Action strings are free-form (so the team can introduce new action types without a migration), but every row’s resource_type is constrained at the schema level via CHECK:

resource_typeExample actions
useruser.role.changed, user.invited, user.demoted
orgorg.settings.updated, org.branding.updated
alertalert.acknowledged, alert.muted
deploymentdeployment.marked
health_endpointhealth_endpoint.created, health_endpoint.disabled
health_checkhealth_check.acknowledged
systemWorkspace-level system actions

The schema

admin.admin_activity_log:

ColumnTypeNotes
idBIGSERIALPrimary key
actor_idUUIDFK → auth.users(id) (ON DELETE SET NULL so deleted users keep their audit trail)
actor_emailTEXT NOT NULLSnapshotted at insert time, survives user deletion
actionTEXT NOT NULLThe action string (user.role.changed etc.)
resource_typeTEXT NOT NULLConstrained via CHECK (see above)
resource_idTEXTThe affected entity’s id (UUID or composite)
metadataJSONB NOT NULL DEFAULT '{}'Action-specific context — the row that was changed, which fields, etc.
ip_addressINETRequest IP at insert time (nullable; not all call sites populate it today)
user_agentTEXTRequest UA at insert time (nullable; not all call sites populate it today)
created_atTIMESTAMPTZ NOT NULL DEFAULT NOW()UTC

There are GIN + B-tree indexes on (actor_id, created_at), (resource_type, resource_id, created_at), created_at, and metadata so audit queries by actor, resource, time, or metadata field are all fast.

metadata is a single JSONB blob today, not split into before_state / after_state columns. Splitting that — and ensuring every call site populates ip_address / user_agent — is on the SOC 2 roadmap under Q2. The columns exist; the inserter discipline is the gap.

RLS-protected

Two policies gate the table:

CREATE POLICY "admin_activity_log: admins select"
  ON admin.admin_activity_log FOR SELECT USING (admin.is_admin());
 
CREATE POLICY "admin_activity_log: admins insert"
  ON admin.admin_activity_log FOR INSERT TO authenticated
  WITH CHECK (admin.is_admin() AND actor_id = auth.uid());

Only admin users can read or insert. The insert policy also enforces that actor_id matches the calling user’s JWT — an admin cannot impersonate a different actor.

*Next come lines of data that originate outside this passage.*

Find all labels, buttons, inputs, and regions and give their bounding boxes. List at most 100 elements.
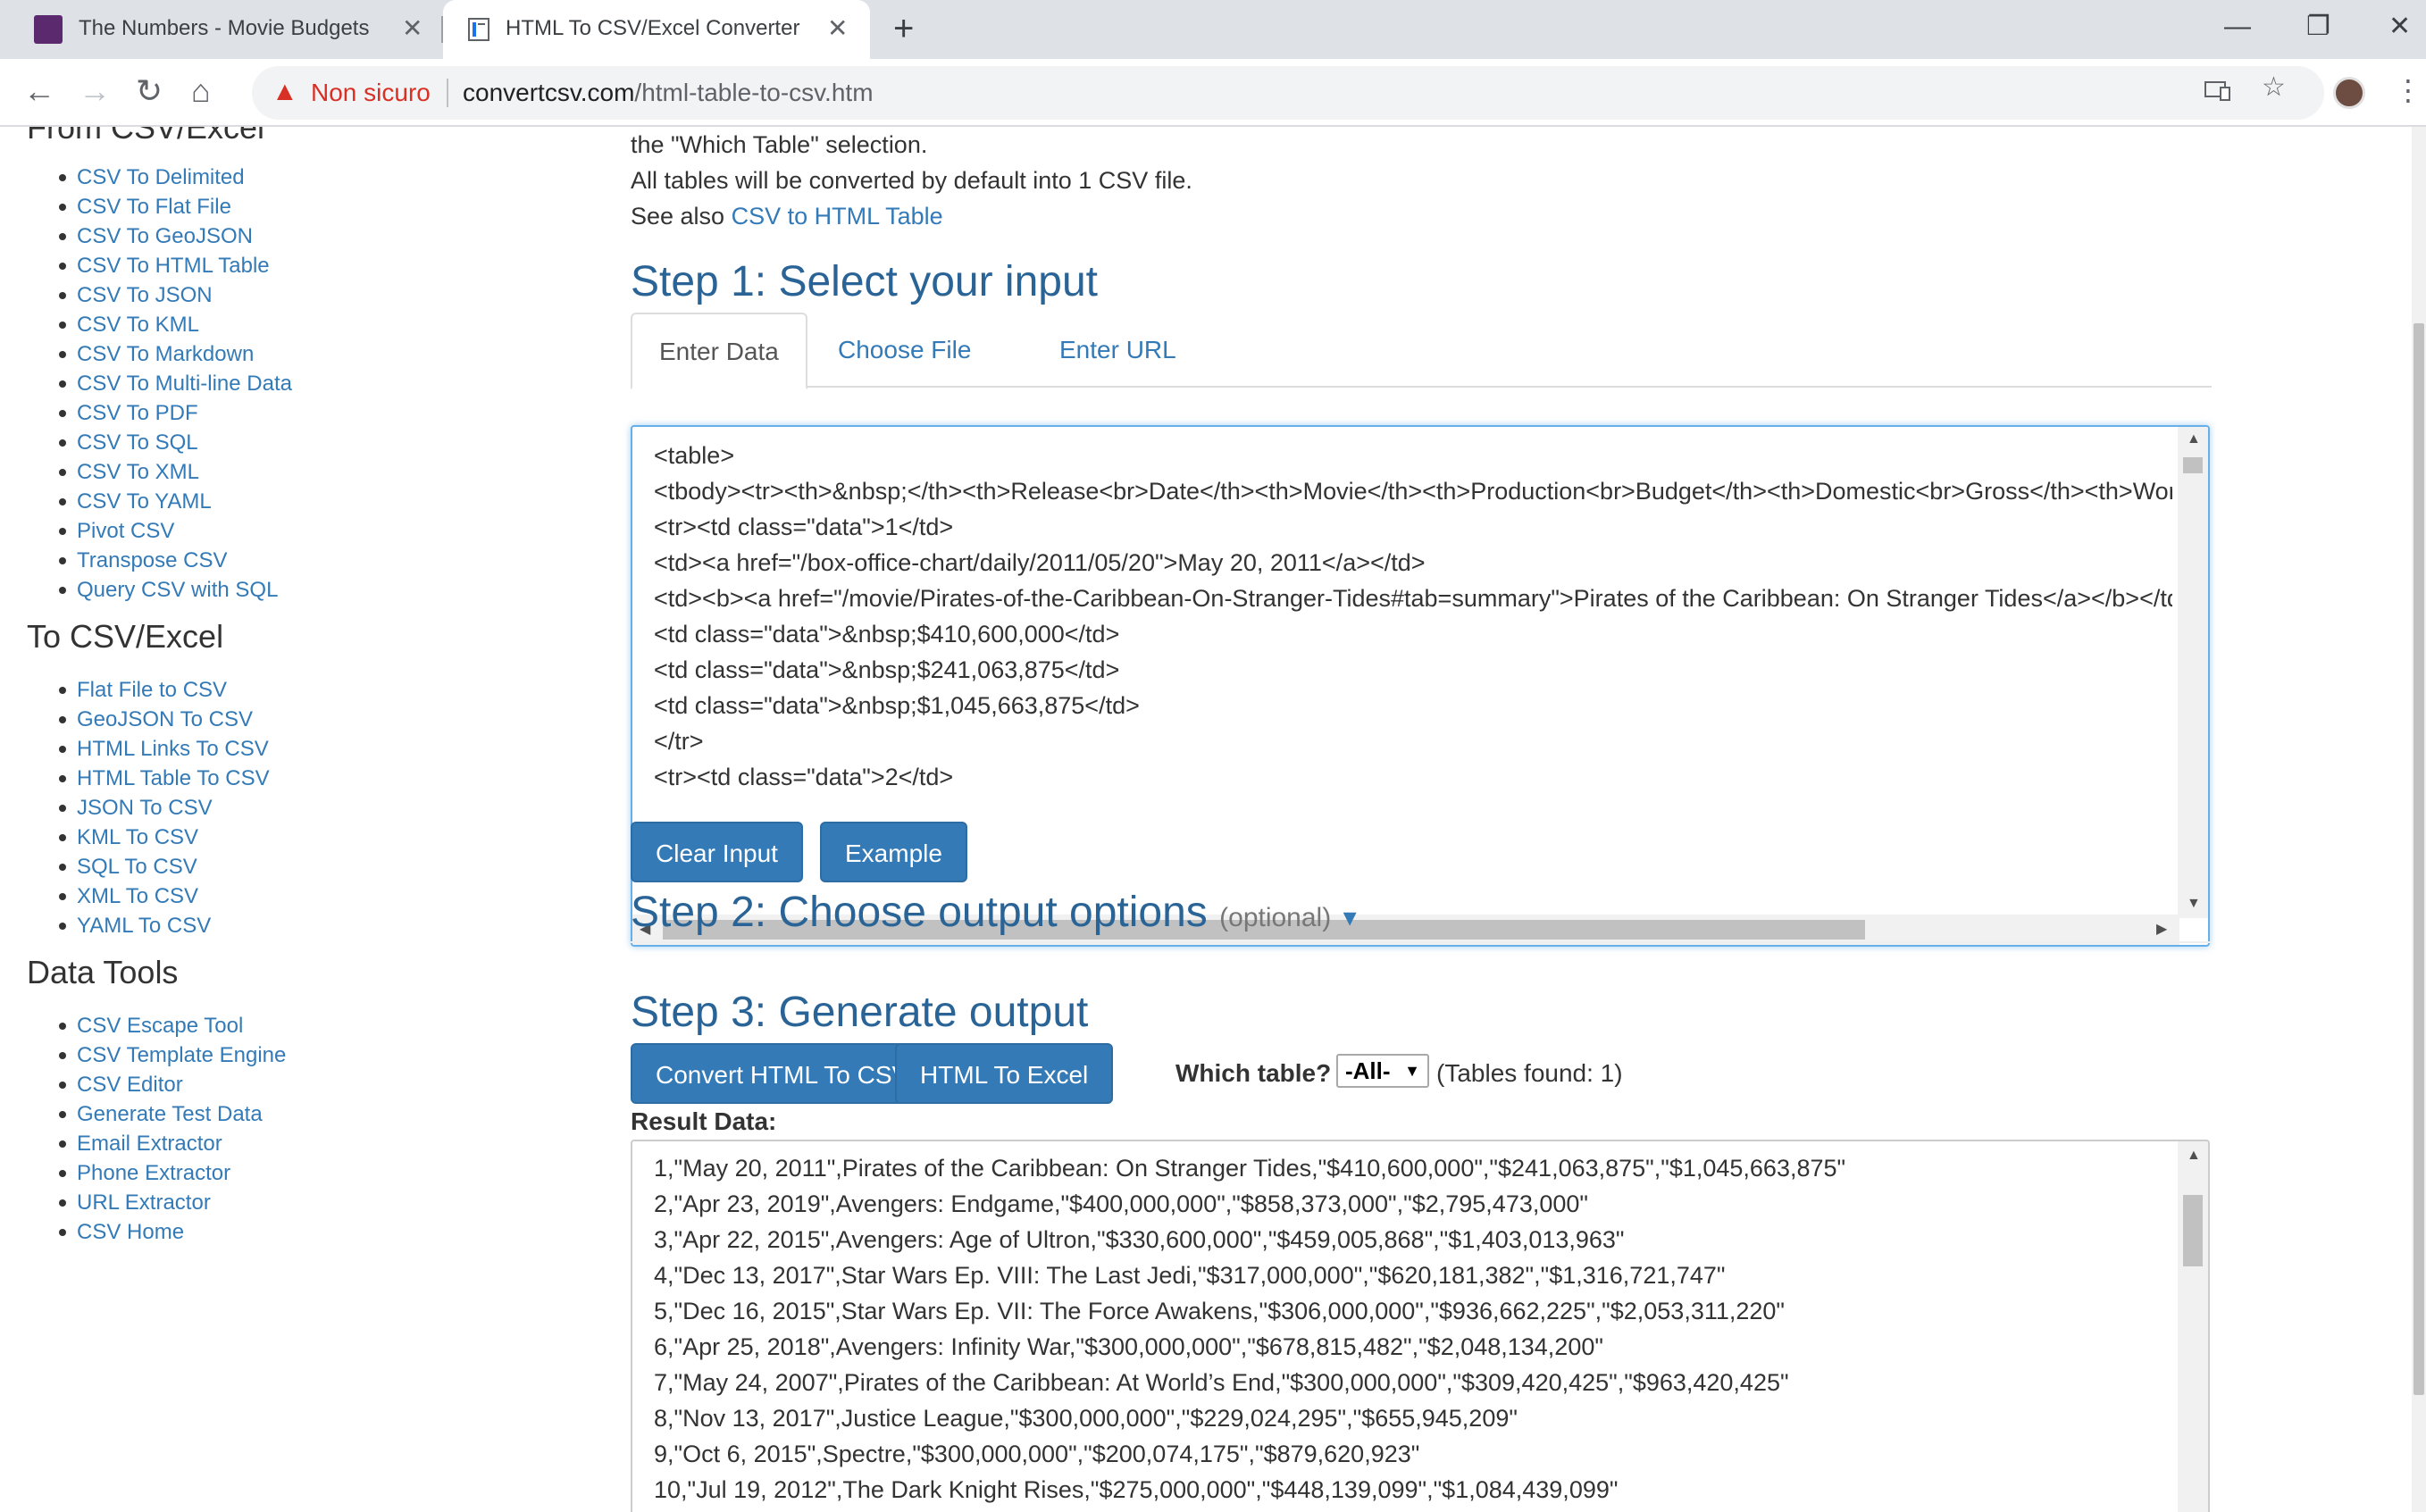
scroll-thumb[interactable] [2183, 1195, 2203, 1266]
tab-enter-url[interactable]: Enter URL [1033, 313, 1203, 388]
bookmark-star-icon[interactable]: ☆ [2262, 71, 2286, 103]
tab-strip: The Numbers - Movie Budgets ✕ HTML To CS… [0, 0, 2426, 59]
sidebar-link[interactable]: CSV To GeoJSON [59, 221, 292, 251]
clear-input-button[interactable]: Clear Input [631, 822, 803, 882]
result-csv-line: 7,"May 24, 2007",Pirates of the Caribbea… [654, 1369, 1789, 1396]
close-tab-icon[interactable]: ✕ [827, 14, 848, 43]
sidebar-link[interactable]: CSV To Flat File [59, 192, 292, 221]
sidebar-link[interactable]: CSV To JSON [59, 280, 292, 310]
sidebar-link[interactable]: CSV To KML [59, 310, 292, 339]
sidebar-link[interactable]: CSV To Delimited [59, 163, 292, 192]
sidebar-link[interactable]: KML To CSV [59, 823, 270, 852]
minimize-icon[interactable]: — [2224, 9, 2251, 45]
scroll-thumb[interactable] [2183, 457, 2203, 473]
browser-menu-icon[interactable]: ⋮ [2394, 73, 2422, 107]
result-csv-line: 3,"Apr 22, 2015",Avengers: Age of Ultron… [654, 1226, 1625, 1253]
step2-heading[interactable]: Step 2: Choose output options (optional)… [631, 888, 1357, 937]
sidebar-link[interactable]: XML To CSV [59, 881, 270, 911]
convert-html-to-csv-button[interactable]: Convert HTML To CSV [631, 1043, 934, 1104]
sidebar-link[interactable]: CSV To PDF [59, 398, 292, 428]
sidebar-link[interactable]: CSV To XML [59, 457, 292, 487]
sidebar-link[interactable]: CSV To HTML Table [59, 251, 292, 280]
result-csv-line: 5,"Dec 16, 2015",Star Wars Ep. VII: The … [654, 1298, 1786, 1324]
reload-icon[interactable]: ↻ [136, 71, 163, 111]
tab-choose-file[interactable]: Choose File [811, 313, 998, 388]
sidebar-link[interactable]: Phone Extractor [58, 1158, 286, 1188]
sidebar-link[interactable]: GeoJSON To CSV [59, 705, 270, 734]
page-scroll-thumb[interactable] [2413, 323, 2424, 1395]
csv-to-html-link[interactable]: CSV to HTML Table [732, 203, 943, 230]
url-text[interactable]: convertcsv.com/html-table-to-csv.htm [463, 79, 874, 107]
result-csv-line: 1,"May 20, 2011",Pirates of the Caribbea… [654, 1155, 1846, 1182]
sidebar-link[interactable]: Transpose CSV [59, 546, 292, 575]
scroll-up-icon[interactable]: ▲ [2187, 1149, 2201, 1163]
intro-line: See also CSV to HTML Table [631, 203, 943, 230]
sidebar-link[interactable]: CSV To YAML [59, 487, 292, 516]
install-app-icon[interactable] [2204, 79, 2231, 109]
security-label[interactable]: Non sicuro [311, 79, 431, 107]
input-vertical-scrollbar[interactable]: ▲ ▼ [2178, 427, 2208, 918]
input-code-line: <td><a href="/box-office-chart/daily/201… [654, 549, 1426, 576]
warning-icon: ▲ [272, 77, 298, 106]
intro-line: the "Which Table" selection. [631, 131, 928, 158]
result-csv-line: 10,"Jul 19, 2012",The Dark Knight Rises,… [654, 1476, 1619, 1503]
intro-text: the "Which Table" selection. All tables … [631, 127, 2149, 234]
sidebar-link[interactable]: CSV Template Engine [58, 1040, 286, 1070]
restore-icon[interactable]: ❐ [2306, 9, 2330, 45]
close-window-icon[interactable]: ✕ [2388, 9, 2411, 45]
which-table-select[interactable]: -All- ▼ [1336, 1054, 1429, 1088]
sidebar-link[interactable]: HTML Table To CSV [59, 764, 270, 793]
sidebar-link[interactable]: CSV To Multi-line Data [59, 369, 292, 398]
sidebar-link[interactable]: YAML To CSV [59, 911, 270, 940]
sidebar-link[interactable]: CSV Editor [58, 1070, 286, 1099]
sidebar-link[interactable]: CSV Home [58, 1217, 286, 1247]
sidebar-link[interactable]: SQL To CSV [59, 852, 270, 881]
step1-heading: Step 1: Select your input [631, 258, 1098, 305]
address-bar[interactable]: ▲ Non sicuro convertcsv.com/html-table-t… [252, 66, 2324, 120]
profile-avatar[interactable] [2333, 77, 2365, 109]
divider [631, 941, 2212, 943]
input-code-line: <td class="data">&nbsp;$1,045,663,875</t… [654, 692, 1140, 719]
example-button[interactable]: Example [820, 822, 967, 882]
result-vertical-scrollbar[interactable]: ▲ [2178, 1141, 2208, 1512]
tab-enter-data[interactable]: Enter Data [631, 313, 807, 389]
browser-tab-converter[interactable]: HTML To CSV/Excel Converter ✕ [443, 0, 870, 59]
home-icon[interactable]: ⌂ [191, 71, 211, 111]
result-csv-line: 2,"Apr 23, 2019",Avengers: Endgame,"$400… [654, 1190, 1588, 1217]
scroll-up-icon[interactable]: ▲ [2187, 432, 2201, 447]
result-data-textarea[interactable]: 1,"May 20, 2011",Pirates of the Caribbea… [631, 1140, 2210, 1512]
browser-toolbar: ← → ↻ ⌂ ▲ Non sicuro convertcsv.com/html… [0, 59, 2426, 127]
chevron-down-icon[interactable]: ▾ [1343, 903, 1357, 932]
page-scrollbar[interactable] [2412, 127, 2426, 1512]
sidebar-list-data-tools: CSV Escape Tool CSV Template Engine CSV Ed… [58, 1011, 286, 1247]
sidebar-heading: To CSV/Excel [27, 618, 224, 655]
sidebar-link[interactable]: CSV Escape Tool [58, 1011, 286, 1040]
close-tab-icon[interactable]: ✕ [402, 14, 422, 43]
input-code-line: <td class="data">&nbsp;$241,063,875</td> [654, 656, 1120, 683]
input-lines: <table> <tbody><tr><th>&nbsp;</th><th>Rel… [654, 438, 2172, 795]
forward-arrow-icon[interactable]: → [79, 71, 111, 111]
tables-found-text: (Tables found: 1) [1436, 1059, 1623, 1087]
scroll-right-icon[interactable]: ▶ [2156, 923, 2167, 937]
page-content: From CSV/Excel CSV To Delimited CSV To Fl… [0, 127, 2426, 1512]
sidebar-link[interactable]: Generate Test Data [58, 1099, 286, 1129]
sidebar-link[interactable]: Query CSV with SQL [59, 575, 292, 605]
sidebar-link[interactable]: JSON To CSV [59, 793, 270, 823]
which-table-label: Which table? [1175, 1059, 1332, 1087]
scroll-down-icon[interactable]: ▼ [2187, 897, 2201, 911]
optional-label: (optional) [1219, 903, 1332, 932]
sidebar-link[interactable]: Pivot CSV [59, 516, 292, 546]
back-arrow-icon[interactable]: ← [23, 71, 55, 111]
sidebar-link[interactable]: HTML Links To CSV [59, 734, 270, 764]
input-code-line: <table> [654, 442, 735, 469]
browser-tab-movie-budgets[interactable]: The Numbers - Movie Budgets ✕ [0, 0, 441, 59]
sidebar-link[interactable]: URL Extractor [58, 1188, 286, 1217]
sidebar-link[interactable]: CSV To Markdown [59, 339, 292, 369]
sidebar-link[interactable]: CSV To SQL [59, 428, 292, 457]
html-to-excel-button[interactable]: HTML To Excel [895, 1043, 1114, 1104]
sidebar-heading: From CSV/Excel [27, 127, 265, 146]
input-code-line: <tr><td class="data">2</td> [654, 764, 954, 790]
new-tab-button[interactable]: + [893, 11, 914, 46]
sidebar-link[interactable]: Flat File to CSV [59, 675, 270, 705]
sidebar-link[interactable]: Email Extractor [58, 1129, 286, 1158]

This is intentional. The audit log is a defense against bad actors, including bad-actor admins. An admin removing entries from the audit log generates its own audit-log entry that another admin can see — there is no clean way to cover tracks.

Querying

-- All role changes in the last 90 days
SELECT a.created_at, a.actor_email, a.resource_id AS target_user_id,
       a.metadata->>'old_role' AS old_role,
       a.metadata->>'new_role' AS new_role,
       a.ip_address
FROM admin.admin_activity_log a
WHERE a.action = 'user.role.changed'
  AND a.created_at > NOW() - INTERVAL '90 days'
ORDER BY a.created_at DESC;
-- All actions on a specific resource
SELECT a.created_at, a.actor_email, a.action, a.metadata
FROM admin.admin_activity_log a
WHERE a.resource_type = 'org' AND a.resource_id = $1
ORDER BY a.created_at DESC;

Retention

Rows are never auto-deleted. SOC 2 will require a documented retention policy; the planned policy is “indefinite for compliance, with archive-tiered storage after 2 years.” See SOC 2 roadmap.

⚠️

Don’t try to use this log as a general-purpose change-tracking table. The resource_type CHECK rejects rows that aren’t admin-tier. Use database history extensions (e.g., pgaudit) or cut_history for broader use cases.